C’est l’horoscope ! Les pêcheurs écoutent attentivement, puis se regardent : “Ne jugez pas les autres à leurs physiques, dialoguez !”
Après une bagarre et du vacarme, une ambiance morose envahit l’appartement du pêcheur. Le matin, il interroge son jeune camarade : “C’est triste d’être seul, non ? (…) Bien sûr que c’est triste !”
L’humour décalé permet de libérer les tensions. On passe des larmes à de grands éclats de rire. Par des petits riens, ces gens humbles parviennent à des moments de joie. Ils abritent en eux une forteresse du sourire.
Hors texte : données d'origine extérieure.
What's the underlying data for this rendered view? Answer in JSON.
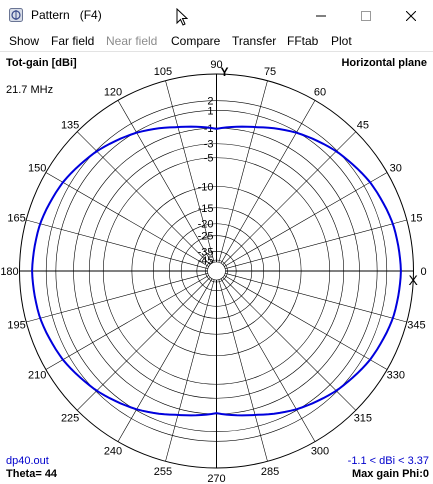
{
  "window": {
    "title": "Pattern   (F4)"
  },
  "menu": {
    "items": [
      {
        "label": "Show",
        "enabled": true
      },
      {
        "label": "Far field",
        "enabled": true
      },
      {
        "label": "Near field",
        "enabled": false
      },
      {
        "label": "Compare",
        "enabled": true
      },
      {
        "label": "Transfer",
        "enabled": true
      },
      {
        "label": "FFtab",
        "enabled": true
      },
      {
        "label": "Plot",
        "enabled": true
      }
    ]
  },
  "plot": {
    "quantity": "Tot-gain [dBi]",
    "frequency": "21.7 MHz",
    "plane": "Horizontal plane",
    "file": "dp40.out",
    "theta": "Theta= 44",
    "gain_range": "-1.1 < dBi < 3.37",
    "max_gain": "Max gain Phi:0",
    "y_axis": "Y",
    "x_axis": "X",
    "trace_color": "#0000dd"
  },
  "chart_data": {
    "type": "polar",
    "angle_ticks": [
      "0",
      "15",
      "30",
      "45",
      "60",
      "75",
      "90",
      "105",
      "120",
      "135",
      "150",
      "165",
      "180",
      "195",
      "210",
      "225",
      "240",
      "255",
      "270",
      "285",
      "300",
      "315",
      "330",
      "345"
    ],
    "radial_labels": [
      "2",
      "1",
      "-1",
      "-3",
      "-5",
      "-10",
      "-15",
      "-20",
      "-25",
      "-35",
      "-45"
    ],
    "series": [
      {
        "phi_deg": [
          0,
          15,
          30,
          45,
          60,
          75,
          90,
          105,
          120,
          135,
          150,
          165,
          180,
          195,
          210,
          225,
          240,
          255,
          270,
          285,
          300,
          315,
          330,
          345
        ],
        "gain_dbi": [
          3.37,
          3.2,
          2.7,
          1.9,
          0.9,
          -0.3,
          -1.1,
          -0.3,
          0.9,
          1.9,
          2.7,
          3.2,
          3.37,
          3.2,
          2.7,
          1.9,
          0.9,
          -0.3,
          -1.1,
          -0.3,
          0.9,
          1.9,
          2.7,
          3.2
        ]
      }
    ]
  }
}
Kirô Tanino propose un microcosme : deux pièces symétriques où fourmillent des histoires, des existences fragiles. Il révèle un théâtre humaniste, poignant. Ce dramaturge est un des représentants de la nouvelle scène japonaise. Artiste transdisciplinaire (peinture, sculpture…), il est psychiatre de formation et vient d’une famille de psychiatres. Il avait fondé une compagnie théâtrale pendant ses études de médecine et cette vocation a fini par le rattraper. Son théâtre est une œuvre d’art intense qui valorise l’individu et le collectif, avec bienveillance et émotion.